Ia menceritakan bahwa ada 53 CPMI asal Kab. Lombok Utara dan Kota Mataram sejak Januari sampai dengan Mei 2022 telah direkrut dan menyerahkan uang dengan total kerugian Rp 641.500.000, -, namun gagal ditempatkan ke Taiwan. Mereka telah direkrut oleh SI als S dan J selaku PL (pekerja lapangan) dijanjikan untuk dipekerjakan di bidang Konstruksi bangunan dan Pekerja pabrik dengan pembebanan biaya masing-masing sejumlah Rp 10.000.000, - s/d Rp 40.000.000, -
Hal tersebut bertentangan dengan Peraturan Kepala BP2MI Nomor 785 Th. 2022 tentang Biaya Penempatan Migran Indonesia yang ditempatkan oleh perusahaan Penempatan Pekerja Migran Indonesia kepada pemberi kerja berbadan hukum di Taiwan.
Kemudian para PL menyerahkan uang pendaftaran CPMI kepada tersangka dengan inisial RD selaku Kepala Cabang PT. PSM, beralamat di Jln. Transmigrasi Majeluk Nomor 77, Pejanggik, Kec. Mataram, Kota Mataram.

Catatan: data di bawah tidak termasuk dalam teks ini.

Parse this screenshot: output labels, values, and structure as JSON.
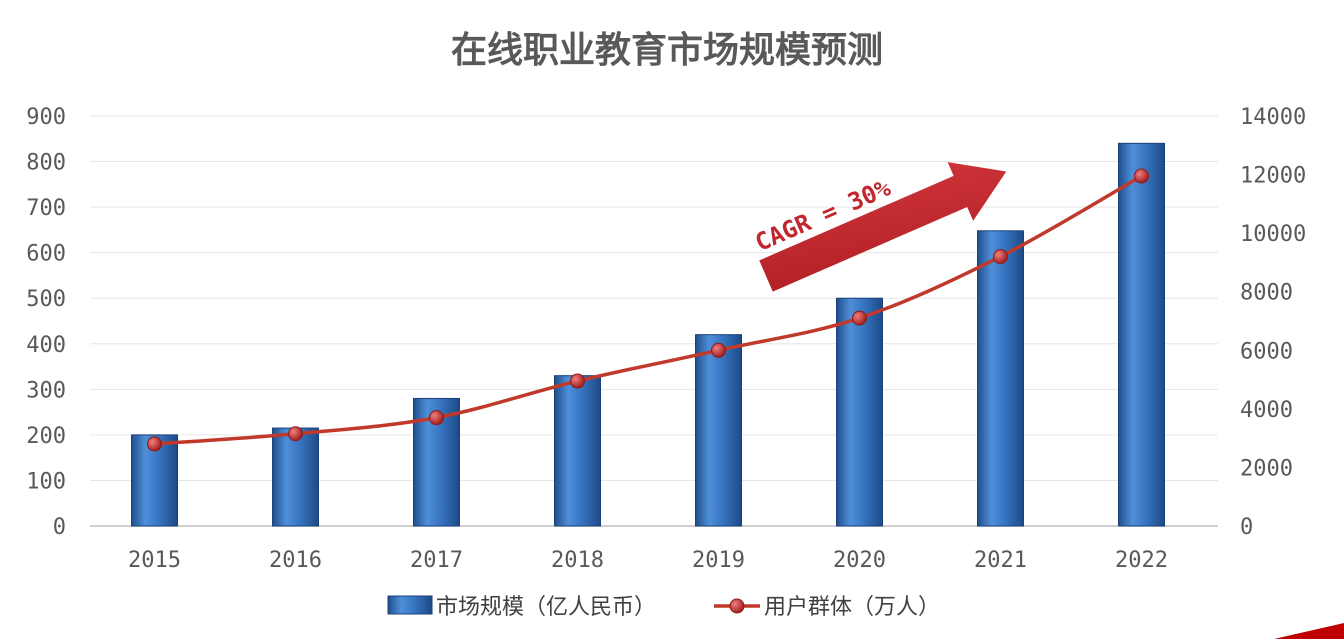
{
  "chart_data": {
    "type": "bar",
    "title": "在线职业教育市场规模预测",
    "categories": [
      "2015",
      "2016",
      "2017",
      "2018",
      "2019",
      "2020",
      "2021",
      "2022"
    ],
    "series": [
      {
        "name": "市场规模（亿人民币）",
        "type": "bar",
        "axis": "left",
        "color": "#2e6fbd",
        "values": [
          200,
          215,
          280,
          330,
          420,
          500,
          648,
          840
        ]
      },
      {
        "name": "用户群体（万人）",
        "type": "line",
        "axis": "right",
        "color": "#c0392b",
        "values": [
          2800,
          3150,
          3700,
          4950,
          6000,
          7100,
          9200,
          11950
        ]
      }
    ],
    "y_left": {
      "ylim": [
        0,
        900
      ],
      "ticks": [
        "0",
        "100",
        "200",
        "300",
        "400",
        "500",
        "600",
        "700",
        "800",
        "900"
      ]
    },
    "y_right": {
      "ylim": [
        0,
        14000
      ],
      "ticks": [
        "0",
        "2000",
        "4000",
        "6000",
        "8000",
        "10000",
        "12000",
        "14000"
      ]
    },
    "grid": true,
    "legend_position": "bottom",
    "annotation": {
      "text": "CAGR = 30%",
      "color": "#c1272d"
    }
  }
}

Tersangka RD berperan melakukan proses penempatan CPMI secara Non Prosedural ke Negara Taiwan, yang tidak didukung dengan administrasi berupa SIP2MI dan Job Order.
Baca juga:
Truk Tronton Masuk Jurang
|
Proses perekrutannya juga tidak sesuai dengan kompetensi sehingga proses pendaftaran CPMI ditolak sistem pada aplikasi ketenagakerjaan, yaitu dari total 53 CPMI yang direkrut terdapat 41 CPMI yang ditolak sistem atau tidak bisa mengajukan proses ID.
"Atas dasar itu karena merasa rugi dan tidak bisa berangkat, korban akhirnya melaporkan ke Mapolda NTB, "ucapnya.

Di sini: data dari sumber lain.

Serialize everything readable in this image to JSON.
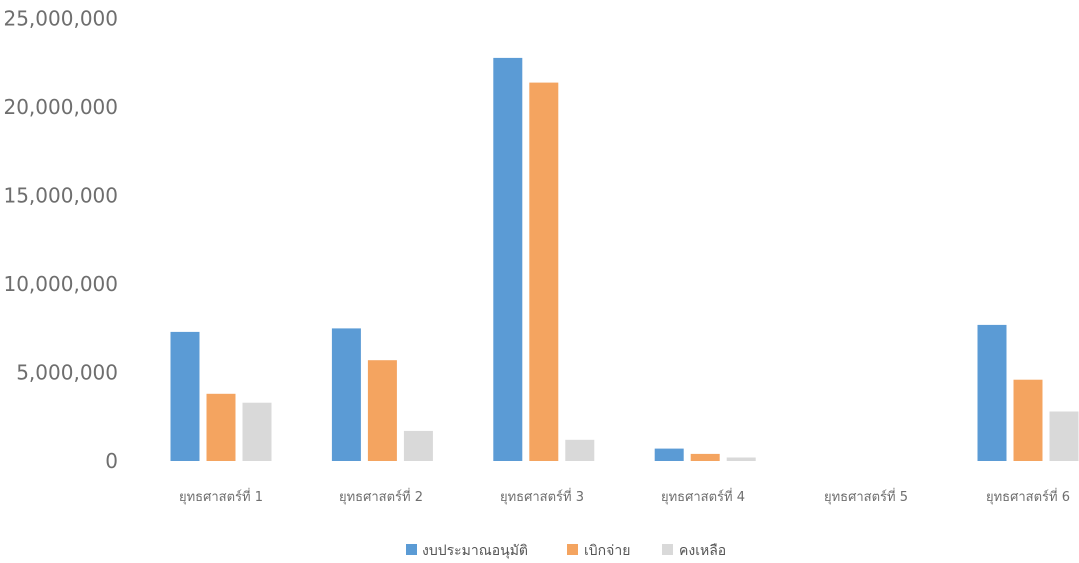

Terhadap para tersangka dikenakan Pasal 10 dan atau Pasal 11 Jo Pasal 4 yaitu melakukan percobaan atau merencanakan TPPO sebagaimana diatur dalam UU RI Nomor 21 Tahun 2007 tentang Pemberantasan Tindak Pidana Perdagangan Orang dengan ancaman hukuman pidana penjara paling singkat (tiga) tahun dan paling lama 15 (lima belas) tahun dan pidana denda paling sedikit Rp120.000.000, 00 (seratus dua puluh juta rupiah) dan paling banyak Rp 600.000.000, 00 (enam ratus juta rupiah), dan atau Pasal 83 Jo Pasal 68 Jo Pasal 5 atau Pasal 86 Jo Pasal 72 yaitu penempatan PMI secara Non prosedural sebagaimana diatur dalam UU RI Nomor 18 Tahun 2017 tentang Perlindungan Pekerja Migran Indonesia dengan ancaman pidana penjara paling lama 10 (sepuluh) tahun dan pidana denda paling banyak Rp 15.000.000.000, - (lima belas miliar rupiah). (Adb)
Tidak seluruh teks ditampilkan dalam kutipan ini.